>> Occasionally day-dream about how I could make a stand-alone rectifier.
>> Practical advice appreciated.
>> Less and less need now with inverters getting better and better.
>> But no inverter I have yet met will run a 6010 "keyholing".
>> Rich Smith
> Start with the welder's maximum current, lets say 300A.
> The 300UR is reverse polarity. You need two electrically isolated
> heatsinks, the positive one for the two diodes whose threaded studs
> are cathodes and the negative one for the two that are
> anodes. Insulating the four diodes from a single grounded heatsink is
> possible but liable to hidden short circuits and the diodes will run > hotter.
> Large finned aluminium heatsinks are common cheap electrical scrap, if
> you know where to look. You may have to experiment to find how large a > fan it needs.
> The hardest part may be finding and fabricating heat-resistant
> electrical insulation that will withstand rough handling. I'd try
> unperforated FR4 unclad circuit board material rather than the temping
> PVC pipe. The high current terminals can be brass bolts through the
> insulation. I've found threaded copper starting motor terminals at a
> Diesel electrical shop and lathe-turned them into the high current
> studs I needed for a current measuring shunt.

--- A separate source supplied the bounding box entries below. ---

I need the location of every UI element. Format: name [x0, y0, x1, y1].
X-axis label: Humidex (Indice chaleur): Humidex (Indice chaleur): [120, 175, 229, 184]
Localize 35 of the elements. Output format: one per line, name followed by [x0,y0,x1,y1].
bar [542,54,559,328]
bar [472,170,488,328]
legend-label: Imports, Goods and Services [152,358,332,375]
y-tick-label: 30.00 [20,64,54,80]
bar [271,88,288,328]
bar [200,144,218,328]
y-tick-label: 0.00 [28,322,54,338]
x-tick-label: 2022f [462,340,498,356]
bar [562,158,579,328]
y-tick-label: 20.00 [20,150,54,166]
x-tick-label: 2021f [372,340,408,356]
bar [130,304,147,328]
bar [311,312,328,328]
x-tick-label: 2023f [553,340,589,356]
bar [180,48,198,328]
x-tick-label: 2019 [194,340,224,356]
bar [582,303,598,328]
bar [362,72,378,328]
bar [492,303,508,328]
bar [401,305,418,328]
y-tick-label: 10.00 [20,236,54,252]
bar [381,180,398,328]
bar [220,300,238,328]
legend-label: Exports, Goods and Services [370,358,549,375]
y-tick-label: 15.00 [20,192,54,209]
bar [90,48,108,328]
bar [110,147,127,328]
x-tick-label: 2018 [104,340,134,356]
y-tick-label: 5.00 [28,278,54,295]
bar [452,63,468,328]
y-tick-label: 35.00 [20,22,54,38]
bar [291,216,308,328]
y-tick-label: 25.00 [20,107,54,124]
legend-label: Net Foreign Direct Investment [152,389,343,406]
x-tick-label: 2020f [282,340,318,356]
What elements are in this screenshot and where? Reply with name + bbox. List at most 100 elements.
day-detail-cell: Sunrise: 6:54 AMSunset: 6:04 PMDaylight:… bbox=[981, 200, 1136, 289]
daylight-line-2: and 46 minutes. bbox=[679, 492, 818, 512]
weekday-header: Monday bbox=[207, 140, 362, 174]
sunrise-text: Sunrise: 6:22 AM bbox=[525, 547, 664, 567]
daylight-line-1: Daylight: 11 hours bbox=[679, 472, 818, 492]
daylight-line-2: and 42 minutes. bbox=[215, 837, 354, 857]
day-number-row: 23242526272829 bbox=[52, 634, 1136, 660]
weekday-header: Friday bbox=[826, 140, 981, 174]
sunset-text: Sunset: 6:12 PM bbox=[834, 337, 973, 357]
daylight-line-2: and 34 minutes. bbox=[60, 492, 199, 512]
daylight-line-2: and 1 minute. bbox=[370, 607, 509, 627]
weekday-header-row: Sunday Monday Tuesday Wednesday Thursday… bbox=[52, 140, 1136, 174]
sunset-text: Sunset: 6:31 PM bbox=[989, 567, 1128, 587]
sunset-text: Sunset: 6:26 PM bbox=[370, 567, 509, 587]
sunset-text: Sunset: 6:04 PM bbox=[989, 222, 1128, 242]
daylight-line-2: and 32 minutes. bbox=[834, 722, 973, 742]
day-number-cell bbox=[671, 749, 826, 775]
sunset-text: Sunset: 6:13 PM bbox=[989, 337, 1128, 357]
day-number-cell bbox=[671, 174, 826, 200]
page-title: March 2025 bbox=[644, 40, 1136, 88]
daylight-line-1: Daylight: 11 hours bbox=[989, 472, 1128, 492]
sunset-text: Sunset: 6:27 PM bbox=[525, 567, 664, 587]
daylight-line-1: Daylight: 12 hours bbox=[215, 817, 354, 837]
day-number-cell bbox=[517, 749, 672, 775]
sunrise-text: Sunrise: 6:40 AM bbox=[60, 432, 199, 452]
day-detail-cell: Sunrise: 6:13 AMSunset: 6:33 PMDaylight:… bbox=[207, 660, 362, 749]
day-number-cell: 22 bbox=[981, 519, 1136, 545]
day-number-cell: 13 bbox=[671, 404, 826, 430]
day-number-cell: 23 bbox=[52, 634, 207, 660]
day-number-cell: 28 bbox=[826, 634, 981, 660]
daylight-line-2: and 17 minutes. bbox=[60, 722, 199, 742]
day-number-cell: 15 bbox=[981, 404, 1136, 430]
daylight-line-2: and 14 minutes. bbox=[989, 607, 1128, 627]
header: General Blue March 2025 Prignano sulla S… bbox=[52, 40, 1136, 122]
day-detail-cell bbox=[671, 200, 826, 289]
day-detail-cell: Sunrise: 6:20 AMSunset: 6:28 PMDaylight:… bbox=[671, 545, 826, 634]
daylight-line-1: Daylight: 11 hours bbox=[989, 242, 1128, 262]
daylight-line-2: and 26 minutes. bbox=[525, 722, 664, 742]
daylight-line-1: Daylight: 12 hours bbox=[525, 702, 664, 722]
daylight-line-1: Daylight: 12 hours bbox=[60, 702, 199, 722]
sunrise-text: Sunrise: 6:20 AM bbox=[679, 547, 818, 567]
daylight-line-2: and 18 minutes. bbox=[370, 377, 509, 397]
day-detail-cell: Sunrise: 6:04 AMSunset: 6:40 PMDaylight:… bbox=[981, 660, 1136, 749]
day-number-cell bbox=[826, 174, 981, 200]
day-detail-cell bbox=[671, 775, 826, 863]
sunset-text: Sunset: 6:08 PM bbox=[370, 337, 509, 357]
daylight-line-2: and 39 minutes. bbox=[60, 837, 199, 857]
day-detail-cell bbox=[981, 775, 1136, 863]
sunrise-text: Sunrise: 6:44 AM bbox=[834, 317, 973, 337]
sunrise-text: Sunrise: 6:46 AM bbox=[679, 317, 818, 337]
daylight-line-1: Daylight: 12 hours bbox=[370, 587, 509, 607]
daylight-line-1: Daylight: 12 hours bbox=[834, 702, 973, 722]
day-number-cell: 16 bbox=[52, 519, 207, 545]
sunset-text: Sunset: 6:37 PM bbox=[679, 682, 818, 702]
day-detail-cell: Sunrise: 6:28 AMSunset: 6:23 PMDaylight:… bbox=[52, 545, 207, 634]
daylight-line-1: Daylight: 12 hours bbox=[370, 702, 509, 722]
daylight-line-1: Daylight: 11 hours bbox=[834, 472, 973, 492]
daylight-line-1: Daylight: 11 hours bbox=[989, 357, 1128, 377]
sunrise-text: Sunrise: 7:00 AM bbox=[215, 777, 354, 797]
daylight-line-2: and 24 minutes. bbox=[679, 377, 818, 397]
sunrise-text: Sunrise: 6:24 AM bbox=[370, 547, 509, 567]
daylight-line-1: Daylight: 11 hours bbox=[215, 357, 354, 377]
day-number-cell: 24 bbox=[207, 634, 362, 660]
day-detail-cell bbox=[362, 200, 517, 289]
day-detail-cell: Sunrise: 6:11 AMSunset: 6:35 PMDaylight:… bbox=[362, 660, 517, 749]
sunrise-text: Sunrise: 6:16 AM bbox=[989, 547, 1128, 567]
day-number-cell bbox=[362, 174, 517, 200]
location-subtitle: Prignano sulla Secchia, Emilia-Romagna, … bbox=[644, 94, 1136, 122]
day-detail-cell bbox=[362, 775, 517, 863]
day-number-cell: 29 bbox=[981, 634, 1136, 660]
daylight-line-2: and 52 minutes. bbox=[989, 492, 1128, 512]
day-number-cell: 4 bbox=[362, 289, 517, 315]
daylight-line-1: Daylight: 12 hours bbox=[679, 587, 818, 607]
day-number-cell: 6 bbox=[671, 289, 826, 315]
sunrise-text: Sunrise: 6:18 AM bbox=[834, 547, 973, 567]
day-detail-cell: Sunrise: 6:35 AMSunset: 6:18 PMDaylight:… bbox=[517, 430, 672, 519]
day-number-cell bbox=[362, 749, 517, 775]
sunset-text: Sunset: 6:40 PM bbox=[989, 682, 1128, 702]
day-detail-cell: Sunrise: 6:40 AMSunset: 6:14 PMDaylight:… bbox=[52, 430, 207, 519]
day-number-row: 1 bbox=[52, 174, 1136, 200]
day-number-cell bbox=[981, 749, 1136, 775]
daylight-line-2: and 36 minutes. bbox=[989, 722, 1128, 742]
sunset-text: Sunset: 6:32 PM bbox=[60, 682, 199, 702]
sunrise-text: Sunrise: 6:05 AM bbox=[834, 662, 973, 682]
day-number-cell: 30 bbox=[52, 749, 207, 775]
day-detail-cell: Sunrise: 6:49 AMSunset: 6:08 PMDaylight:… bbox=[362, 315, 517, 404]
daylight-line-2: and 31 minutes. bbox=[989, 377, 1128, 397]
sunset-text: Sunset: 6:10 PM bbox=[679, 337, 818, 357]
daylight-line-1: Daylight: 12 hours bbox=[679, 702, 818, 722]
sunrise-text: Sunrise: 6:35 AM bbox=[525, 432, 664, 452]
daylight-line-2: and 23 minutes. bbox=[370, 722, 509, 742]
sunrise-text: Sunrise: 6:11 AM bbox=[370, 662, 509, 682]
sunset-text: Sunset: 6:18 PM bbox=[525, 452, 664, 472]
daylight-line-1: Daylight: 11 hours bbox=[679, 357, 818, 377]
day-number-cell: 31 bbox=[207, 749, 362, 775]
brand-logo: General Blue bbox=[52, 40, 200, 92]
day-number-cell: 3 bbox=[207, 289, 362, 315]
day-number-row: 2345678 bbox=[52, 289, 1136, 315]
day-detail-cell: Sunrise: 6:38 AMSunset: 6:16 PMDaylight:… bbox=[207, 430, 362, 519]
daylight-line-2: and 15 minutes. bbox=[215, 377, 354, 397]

> The housing for it can be a welded cube of angle iron with flat sides,
> if you don't have equipment to bend sheetmetal. Be sure that at least
> one side can be closed without access to the interior, i.e. tapped
> instead of clearance holes for the screws.
Jim - you said separate the four rectifiers of a bridge rectifier into
two pairs - because of their polarity? If I understand you rightly?
That would mean a practical welding rectifier could have two metallic
heat-sink assemblies separated in a glass-fibre (GRP) frame
Like the idea...
Should it be air-cooled or oil-cooled?
The one I used (probably 1960's or 1970's vintage) was air-cooled.